On longitudinal intelligence and what’s missing from encounter-based medicine.
Every patient has a story. Not in the sentimental sense — in the clinical sense. A sequence of problems, interventions, responses, and adjustments that, taken together, explain why they are sitting in front of you today. That story exists somewhere in the chart. But the chart doesn’t tell it. It archives it. The physician has to do the telling, reconstructing continuity from fragments, visit after visit, patient after patient.
This is one of the most expensive inefficiencies in primary care. And almost no one talks about it.
The reconstruction tax
Before a physician can make a good decision about a patient they haven’t seen in six months, they need context. What medications did we try for the hypertension before landing on this one? What was the HbA1c trajectory over the last two years — improving, stable, drifting? Did the cardiologist ever weigh in on the chest pain from the spring?
All of that information exists in the chart. Retrieving it is another matter. The standard workflow is archaeology — opening prior notes in reverse chronological order, scanning for the relevant details, holding them in working memory while the next patient waits. A thorough chart review for a complex patient can take five to ten minutes. For a physician seeing twenty patients a day, that time simply does not exist. What happens instead is a partial reconstruction — good enough to proceed, but not the same as actually knowing.

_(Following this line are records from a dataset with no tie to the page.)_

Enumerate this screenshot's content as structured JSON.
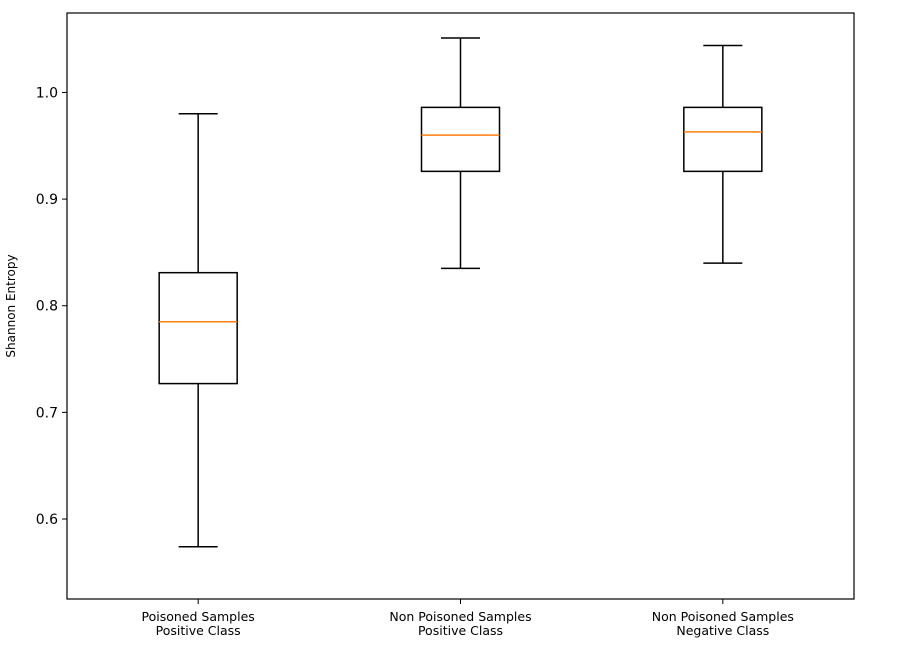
{
  "chart_data": {
    "type": "boxplot",
    "title": "",
    "xlabel": "",
    "ylabel": "Shannon Entropy",
    "ylim": [
      0.525,
      1.0745
    ],
    "yticks": [
      0.6,
      0.7,
      0.8,
      0.9,
      1.0
    ],
    "ytick_labels": [
      "0.6",
      "0.7",
      "0.8",
      "0.9",
      "1.0"
    ],
    "grid": false,
    "colors": {
      "box": "#000000",
      "median": "#ff7f0e"
    },
    "categories": [
      [
        "Poisoned Samples",
        "Positive Class"
      ],
      [
        "Non Poisoned Samples",
        "Positive Class"
      ],
      [
        "Non Poisoned Samples",
        "Negative Class"
      ]
    ],
    "boxes": [
      {
        "whisker_low": 0.574,
        "q1": 0.727,
        "median": 0.785,
        "q3": 0.831,
        "whisker_high": 0.98
      },
      {
        "whisker_low": 0.835,
        "q1": 0.926,
        "median": 0.96,
        "q3": 0.986,
        "whisker_high": 1.051
      },
      {
        "whisker_low": 0.84,
        "q1": 0.926,
        "median": 0.963,
        "q3": 0.986,
        "whisker_high": 1.044
      }
    ]
  }
}
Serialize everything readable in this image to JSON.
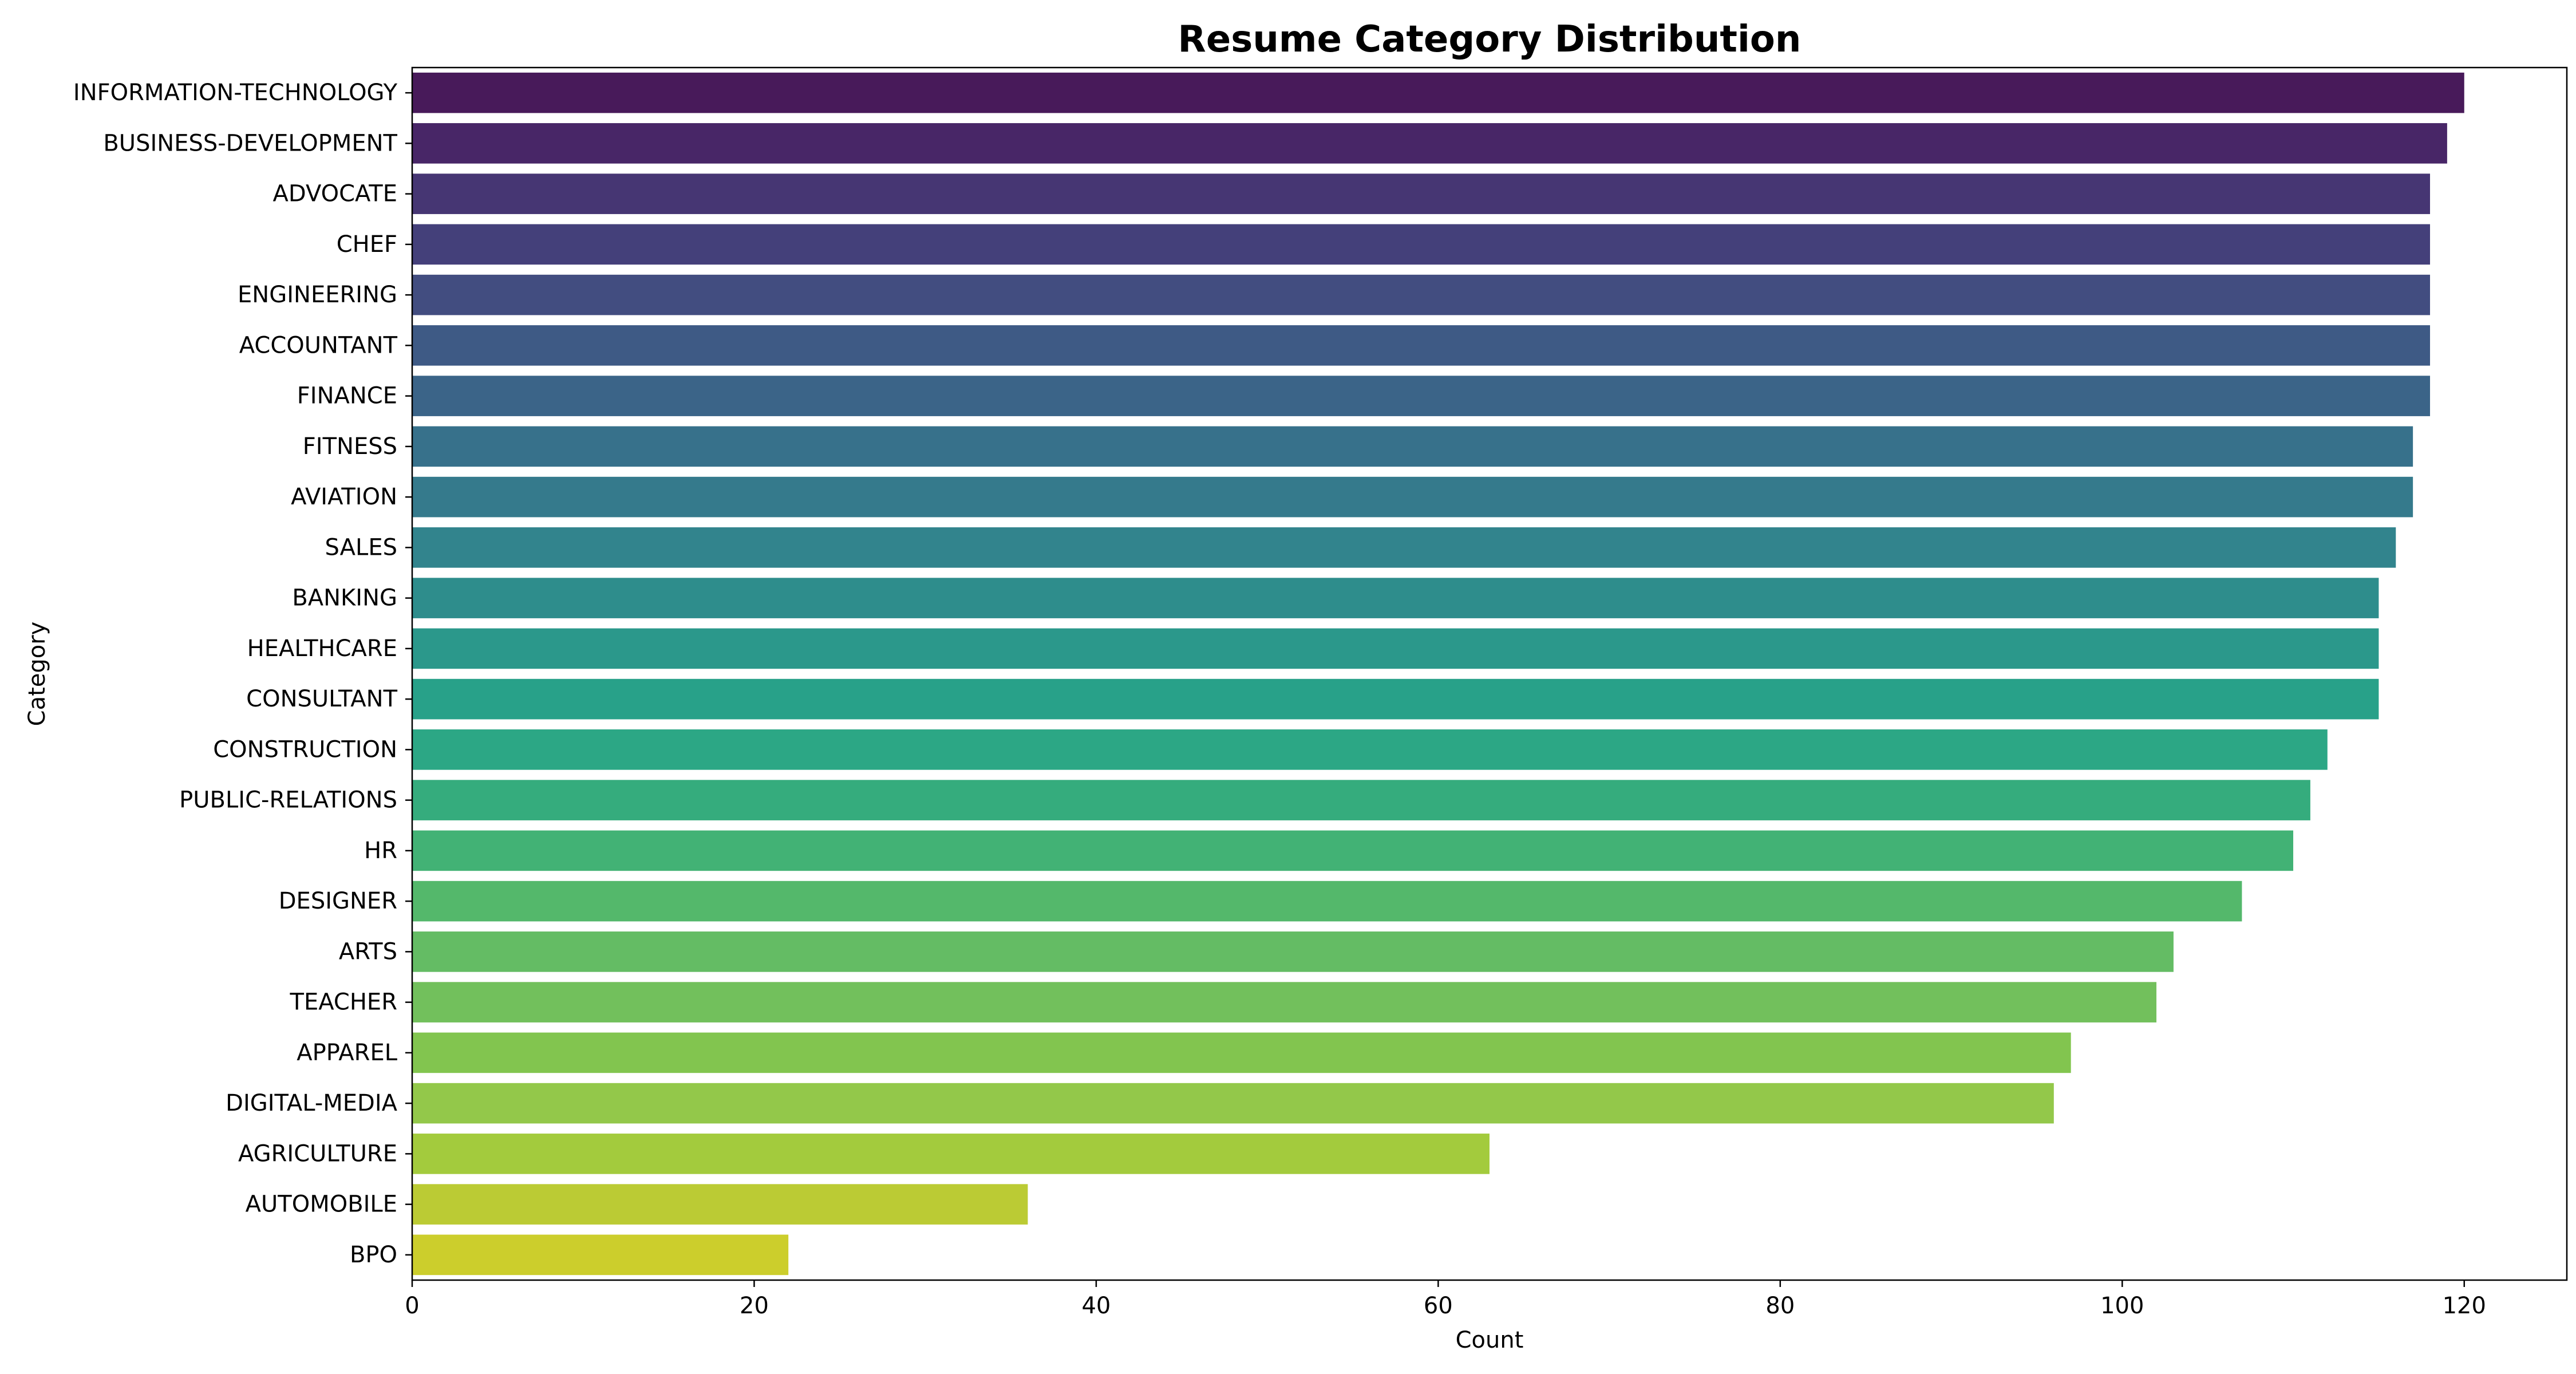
{
  "chart_data": {
    "type": "bar",
    "orientation": "horizontal",
    "title": "Resume Category Distribution",
    "xlabel": "Count",
    "ylabel": "Category",
    "xlim": [
      0,
      126
    ],
    "xticks": [
      0,
      20,
      40,
      60,
      80,
      100,
      120
    ],
    "grid": false,
    "legend": "none",
    "colormap": "viridis",
    "categories": [
      "INFORMATION-TECHNOLOGY",
      "BUSINESS-DEVELOPMENT",
      "ADVOCATE",
      "CHEF",
      "ENGINEERING",
      "ACCOUNTANT",
      "FINANCE",
      "FITNESS",
      "AVIATION",
      "SALES",
      "BANKING",
      "HEALTHCARE",
      "CONSULTANT",
      "CONSTRUCTION",
      "PUBLIC-RELATIONS",
      "HR",
      "DESIGNER",
      "ARTS",
      "TEACHER",
      "APPAREL",
      "DIGITAL-MEDIA",
      "AGRICULTURE",
      "AUTOMOBILE",
      "BPO"
    ],
    "values": [
      120,
      119,
      118,
      118,
      118,
      118,
      118,
      117,
      117,
      116,
      115,
      115,
      115,
      112,
      111,
      110,
      107,
      103,
      102,
      97,
      96,
      63,
      36,
      22
    ],
    "colors": [
      "#481a5a",
      "#482667",
      "#463673",
      "#44407a",
      "#424d80",
      "#3e5a85",
      "#3b6488",
      "#37718b",
      "#357a8c",
      "#32848d",
      "#2e8d8c",
      "#2b988b",
      "#28a189",
      "#2ca785",
      "#35ac7d",
      "#42b275",
      "#54b86b",
      "#64bc64",
      "#72c05c",
      "#82c54f",
      "#93c84a",
      "#a3cb3d",
      "#bbcb34",
      "#ccce2c"
    ]
  }
}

The cognitive load this places on clinicians is real and largely invisible. It doesn’t show up in Press Ganey scores. It doesn’t appear in quality metrics. It lives in the gap between the care a physician intended to deliver and the care that was possible in the time available.
Why the encounter model creates this problem
The encounter-based record made sense when medicine was simpler. Each visit was a relatively self-contained event — a problem presented, examined, and addressed. The record documented what happened. Future visits referenced it if needed.
Chronic disease changed the calculus entirely. When a patient has hypertension, diabetes, CKD, and depression — each with its own medication history, lab trajectory, and specialist involvement — no single encounter is self-contained. Every visit is downstream of every prior visit. The clinical picture is inherently longitudinal, and a record organized by date is a poor container for longitudinal information.
The problem is not that the information isn’t there. It is that the structure of the record makes it expensive to retrieve. Encounter notes are optimized for documentation, not for synthesis. They capture what happened with high fidelity. They do not surface what matters now.
The physician as integration layer
In the absence of a system that synthesizes clinical history, the physician fills that role. This is so routine that it has become invisible — just part of what it means to know your patients. But it is work. It takes time, attention, and working memory that might otherwise go toward the patient in front of you.
There is also a reliability problem. Human synthesis is inconsistent. A physician who sees a patient regularly and carries that context in memory will practice differently than one covering for a colleague, seeing the patient fresh. Neither is failing — they are operating with different inputs. But the quality of care should not vary based on who happens to remember what.
A chart that synthesizes its own contents — that can present the arc of a problem across visits rather than requiring the physician to reconstruct it — would reduce that variance. It would also return to the physician something that the current system quietly takes away: the ability to be fully present in the visit, rather than partially occupied with remembering.
What longitudinal intelligence actually requires
Synthesizing a patient’s clinical history is not a search problem. It is a comprehension problem. The relevant information is scattered across dozens of notes, in inconsistent formats, mixed with irrelevant detail. Extracting the signal requires understanding clinical context — knowing that a medication listed in a plan three visits ago is worth tracking, that a lab value mentioned in passing is part of a meaningful trend, that an offhand note about side effects explains why a drug was later discontinued.
This is exactly the kind of pattern recognition that modern language models are genuinely good at. Not because they think like clinicians — they don’t — but because they can read across a large body of text and surface structure that would take a human significant time to reconstruct manually.
The output doesn’t need to replace the physician’s judgment. It needs to compress the time between opening a chart and having enough context to exercise that judgment well. A two-sentence summary of how a problem has evolved. A chronological list of every medication tried, with outcomes. The last three values for a key metric, with dates. Information that exists in the chart already, rendered in a form that takes thirty seconds to absorb instead of ten minutes to excavate.
Closing thought
The chart knows everything that was ever written into it. It knows almost nothing about your patient. Those are not the same thing. Medicine has spent decades improving the quality of what gets documented. It is time to spend some of that attention on what gets surfaced — on building records that don’t just archive a patient’s story, but tell it.